A la lumière de ce qui précède, nous affirmons d’emblée que ces réformes sont virtuelles et difficilement réalisables, surtout celles relatives au paiement de la taxe de circulation moyennant l’assainissement de la situation fiscale des personnes étant donné les conditions matérielles lamentables dans lesquelles vivent les Tunisiens dont la plupart sont au-dessous de la ligne de pauvreté ainsi que la suppression du régime forfaitaire et l’instauration d’un régime fiscal spécifique aux petites entreprises individuelles dont l’application s’avère très complexe et qu’une telle réforme a été déjà essayée auparavant mais, malheureusement, vouée à l’échec.
Une loi de finances comme celle de l’année 2021 basée principalement sur la fiscalité et les emprunts nationaux et étrangers et aucunement sur la plus-value et la création de la richesse ne peut engendrer que des répercussions négatives sur l’économie tunisienne et affecter assurément la vie matérielle des Tunisiens et la rendre très difficile, surtout si nous prévoyons un taux d’endettement qui pourrait dépasser les 100% du PIB en 2021, outre le déficit budgétaire, le déficit commercial et l’inflation dont les taux ne peuvent que s’accentuer négativement.
D’après vous, comment le gouvernement tunisien peut-il remédier à la situation économique et financière en Tunisie ?
C’est uniquement lorsque ce gouvernement cesse d’être un gouvernement de gestion d’affaires quotidiennes et accorde une grande dimension aux citoyens tunisiens en tant que moyen et finalité et s’éloigne des solutions faciles nuisant au peuple et au pays.
Ce gouvernement doit travailler conformément à une stratégie préalablement préconisée et des options claires, réalisables et axer ses efforts sur toutes les questions importantes, comme le bâtiment, l’agriculture, l’économie verte, l’économie numérique, l’exportation, les investissements réels, etc. Bref, c’est tout ce qui engendre une plus-value et crée la richesse, l’emploi et l’exportation. Ceci, outre l’amélioration continue entre autres des domaines de la santé, de l’enseignement, du social, de la jeunesse et de la justice qui reflètent à vrai dire une image sombre et pessimiste qui ne va pas réellement avec les desseins et les aspirations de chaque Tunisien. A cet effet, le gouvernement doit procéder immédiatement à ce qui suit :
• Opter pour une politique fiscale encourageante et souple basée sur le dialogue, la persuasion et la motivation et non pas sur la dissuasion en vue d’assurer le meilleur recouvrement.
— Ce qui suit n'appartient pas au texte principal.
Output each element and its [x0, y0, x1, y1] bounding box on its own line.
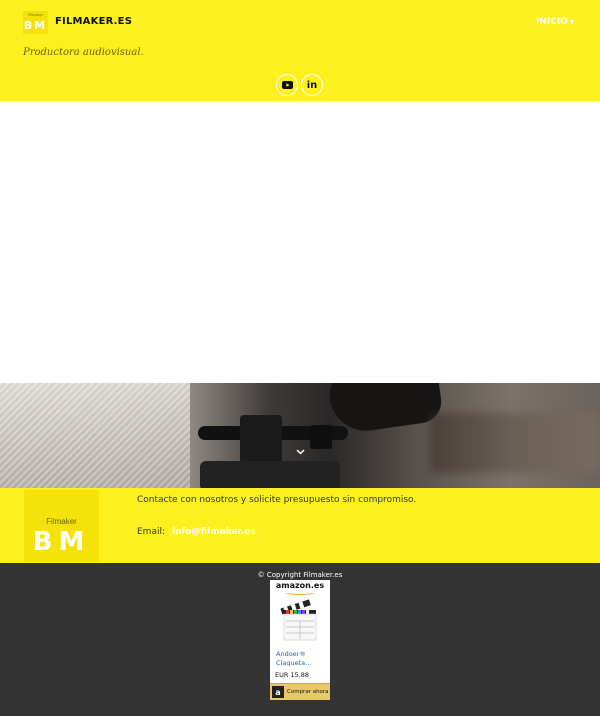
logo-top-text: Filmaker	[27, 12, 44, 17]
amazon-product-title-line2: Claqueta...	[276, 659, 312, 667]
hero-camera-knob	[310, 425, 332, 449]
nav-inicio-label: INICIO	[536, 17, 568, 27]
hero-fabric-background	[0, 383, 190, 488]
chevron-down-icon: ▼	[569, 18, 575, 26]
hero-camera-base	[200, 461, 340, 488]
amazon-buy-label: Comprar ahora	[287, 689, 329, 695]
site-title[interactable]: FILMAKER.ES	[55, 16, 132, 27]
clapperboard-product-image[interactable]	[280, 597, 320, 644]
site-logo[interactable]: Filmaker BM	[23, 11, 48, 34]
logo-letters: BM	[23, 19, 48, 32]
contact-text: Contacte con nosotros y solicite presupu…	[137, 495, 417, 505]
youtube-icon	[281, 81, 293, 89]
hero-blur-background	[430, 413, 600, 473]
nav-menu-inicio[interactable]: INICIO ▼	[536, 17, 574, 27]
linkedin-icon: in	[306, 79, 318, 91]
amazon-product-price: EUR 15,88	[275, 671, 310, 679]
linkedin-link[interactable]: in	[301, 74, 323, 96]
footer-logo-letters: BM	[32, 527, 91, 557]
amazon-smile-icon	[285, 590, 315, 595]
youtube-link[interactable]	[276, 74, 298, 96]
copyright-text: © Copyright Filmaker.es	[257, 571, 343, 579]
amazon-product-title[interactable]: Andoer® Claqueta...	[276, 650, 311, 668]
site-tagline: Productora audiovisual.	[23, 47, 144, 58]
hero-camera-clamp	[240, 415, 282, 463]
amazon-logo: amazon.es	[275, 581, 325, 590]
amazon-buy-button[interactable]: a Comprar ahora	[270, 683, 330, 700]
amazon-a-icon: a	[272, 686, 284, 698]
contact-section: Filmaker BM Contacte con nosotros y soli…	[0, 488, 600, 563]
email-link[interactable]: info@filmaker.es	[172, 527, 256, 537]
amazon-product-widget[interactable]: amazon.es Andoer® Claqueta... EUR 15,88 …	[270, 580, 330, 700]
footer-logo: Filmaker BM	[24, 490, 99, 562]
hero-image	[0, 383, 600, 488]
amazon-product-title-line1: Andoer®	[276, 650, 306, 658]
email-label: Email:	[137, 527, 166, 537]
footer-logo-name: Filmaker	[46, 517, 77, 526]
site-header: Filmaker BM FILMAKER.ES INICIO ▼ Product…	[0, 0, 600, 101]
scroll-down-chevron-icon[interactable]	[296, 447, 305, 458]
email-row: Email: info@filmaker.es	[137, 527, 256, 537]
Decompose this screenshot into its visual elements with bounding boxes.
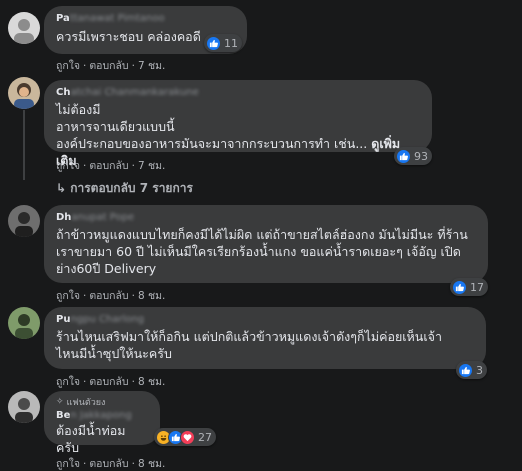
like-icon [396,148,411,164]
timestamp[interactable]: 8 ชม. [138,290,165,302]
commenter-name[interactable]: Ben Jakkapong [56,409,148,422]
comment-bubble: ✧ แฟนตัวยง Ben Jakkapong ต้องมีน้ำท่อมครั… [44,391,160,455]
timestamp[interactable]: 7 ชม. [138,60,165,72]
like-link[interactable]: ถูกใจ [56,458,80,470]
commenter-name[interactable]: Pungpu Charlong [56,313,474,326]
reply-arrow-icon: ↳ [56,181,71,195]
avatar[interactable] [8,307,40,339]
reaction-number: 11 [224,36,238,50]
reaction-count[interactable]: 17 [450,278,488,296]
like-link[interactable]: ถูกใจ [56,376,80,388]
reaction-number: 3 [476,363,483,377]
comment-text-line: ไม่ต้องมี [56,102,101,117]
avatar[interactable] [8,77,40,109]
like-icon [206,35,221,51]
top-fan-badge: ✧ แฟนตัวยง [56,397,106,408]
like-icon [458,362,473,378]
comment-actions: ถูกใจ · ตอบกลับ · 7 ชม. [56,60,166,72]
like-link[interactable]: ถูกใจ [56,160,80,172]
reaction-count[interactable]: 11 [204,34,242,52]
reaction-number: 17 [470,280,484,294]
comment-bubble: Dhanupat Pope ถ้าข้าวหมูแดงแบบไทยก็คงมีไ… [44,205,488,283]
reply-link[interactable]: ตอบกลับ [89,160,128,172]
view-replies-link[interactable]: ↳ การตอบกลับ 7 รายการ [56,179,193,198]
comment-bubble: Pungpu Charlong ร้านไหนเสริฟมาให้ก็อกิน … [44,307,486,369]
like-icon [452,279,467,295]
comment-text-line: ถ้าข้าวหมูแดงแบบไทยก็คงมีได้ไม่ผิด แต่ถ้… [56,227,468,242]
comment-text: ต้องมีน้ำท่อมครับ [56,423,126,455]
comment-actions: ถูกใจ · ตอบกลับ · 8 ชม. [56,376,166,388]
comment-actions: ถูกใจ · ตอบกลับ · 7 ชม. [56,160,166,172]
reaction-number: 93 [414,149,428,163]
timestamp[interactable]: 8 ชม. [138,376,165,388]
thread-line [23,110,25,180]
reaction-count[interactable]: 93 [394,147,432,165]
comment-actions: ถูกใจ · ตอบกลับ · 8 ชม. [56,458,166,470]
avatar[interactable] [8,12,40,44]
reply-link[interactable]: ตอบกลับ [89,458,128,470]
comment-text-line: เราขายมา 60 ปี ไม่เห็นมีใครเรียกร้องน้ำแ… [56,244,461,259]
reply-link[interactable]: ตอบกลับ [89,376,128,388]
commenter-name[interactable]: Pattanawat Pimtanoo [56,12,235,25]
like-link[interactable]: ถูกใจ [56,290,80,302]
fan-badge-icon: ✧ [56,397,64,407]
reaction-count[interactable]: 3 [456,361,487,379]
avatar[interactable] [8,205,40,237]
comment-bubble: Chatchai Chanmankarakune ไม่ต้องมี อาหาร… [44,80,432,168]
reply-link[interactable]: ตอบกลับ [89,60,128,72]
commenter-name[interactable]: Dhanupat Pope [56,211,476,224]
comment-actions: ถูกใจ · ตอบกลับ · 8 ชม. [56,290,166,302]
reply-link[interactable]: ตอบกลับ [89,290,128,302]
comment-text-line: อาหารจานเดียวแบบนี้ [56,119,175,134]
love-icon [180,429,195,445]
timestamp[interactable]: 7 ชม. [138,160,165,172]
reaction-count[interactable]: 27 [154,428,216,446]
avatar[interactable] [8,391,40,423]
reaction-number: 27 [198,430,212,444]
like-link[interactable]: ถูกใจ [56,60,80,72]
commenter-name[interactable]: Chatchai Chanmankarakune [56,86,420,99]
comment-text-line: ไหนมีน้ำซุปให้นะครับ [56,346,172,361]
comment-text-line: ย่าง60ปี Delivery [56,261,157,276]
comment-text-line: ร้านไหนเสริฟมาให้ก็อกิน แต่ปกติแล้วข้าวห… [56,329,442,344]
timestamp[interactable]: 8 ชม. [138,458,165,470]
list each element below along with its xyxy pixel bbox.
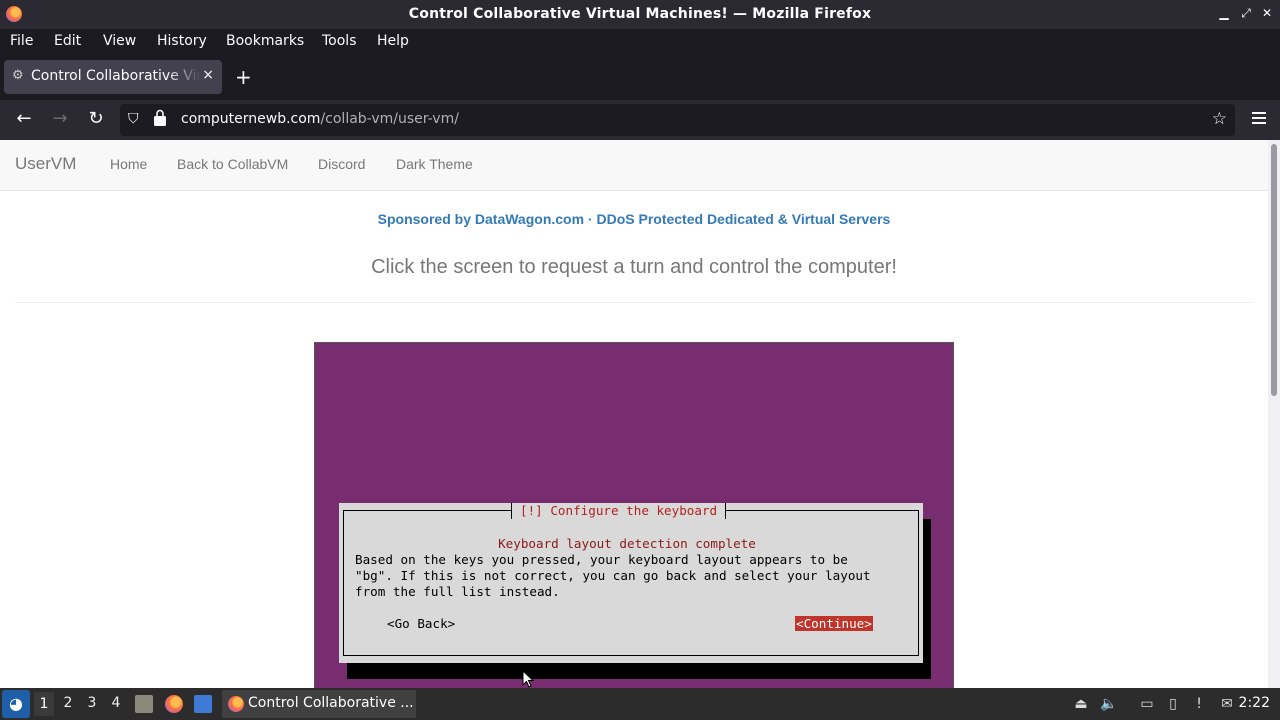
restore-icon[interactable]: ⤢ [1237,6,1255,21]
url-path: /collab-vm/user-vm/ [320,111,459,127]
dialog-heading: Keyboard layout detection complete [498,536,756,551]
minimize-icon[interactable]: ▁ [1215,6,1233,20]
app-menu-icon[interactable] [1252,109,1266,127]
tab-close-icon[interactable]: × [202,67,214,83]
window-title: Control Collaborative Virtual Machines! … [408,6,872,22]
sponsor-link[interactable]: Sponsored by DataWagon.com · DDoS Protec… [0,211,1268,227]
site-navbar: UserVM Home Back to CollabVM Discord Dar… [0,140,1268,191]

• Inciter et encourager les hommes d’affaires à investir et à créer de nouvelles entreprises dans les différentes régions de Tunisie.
• Prendre les mesures strictes et agir d’une manière intransigeante et ferme contre le commerce informel, la concurrence déloyale, le dumping et la contrebande.
• Protéger les produits tunisiens et imposer des restrictions légales et fiscales à toutes les importations entravant la vente des produits locaux tunisiens.
• Instaurer un programme de sauvegarde de toutes les entreprises tunisiennes visant principalement à leur restructuration, leur modernisation et leur accompagnement en renforçant leur pérennité et leur compétitivité.
• Faire augmenter le taux d’encadrement des entreprises pour assurer une bonne production, une meilleure productivité et une organisation optimale.
• Adopter la méthode de la réallocation dans l’administration et les entreprises publiques.
• Faire un audit concernant toutes les terres agricoles publiques et opter pour leur redistribution en faveur de ceux qui sont du domaine, entre autres, les techniciens et les ingénieurs agronomes en assurant un contrôle strict et rigoureux.
Le mot de la fin…
Nous croyons fermement qu’il est encore temps pour sauver la Tunisie et sans perdre de temps, et ce, en prenant les mesures adéquates qui vont de pair avec l’intérêt du pays et du peuple tunisien et non pas en faveur d’un groupe réduit qui a tout obtenu sans rien donner à ce pays.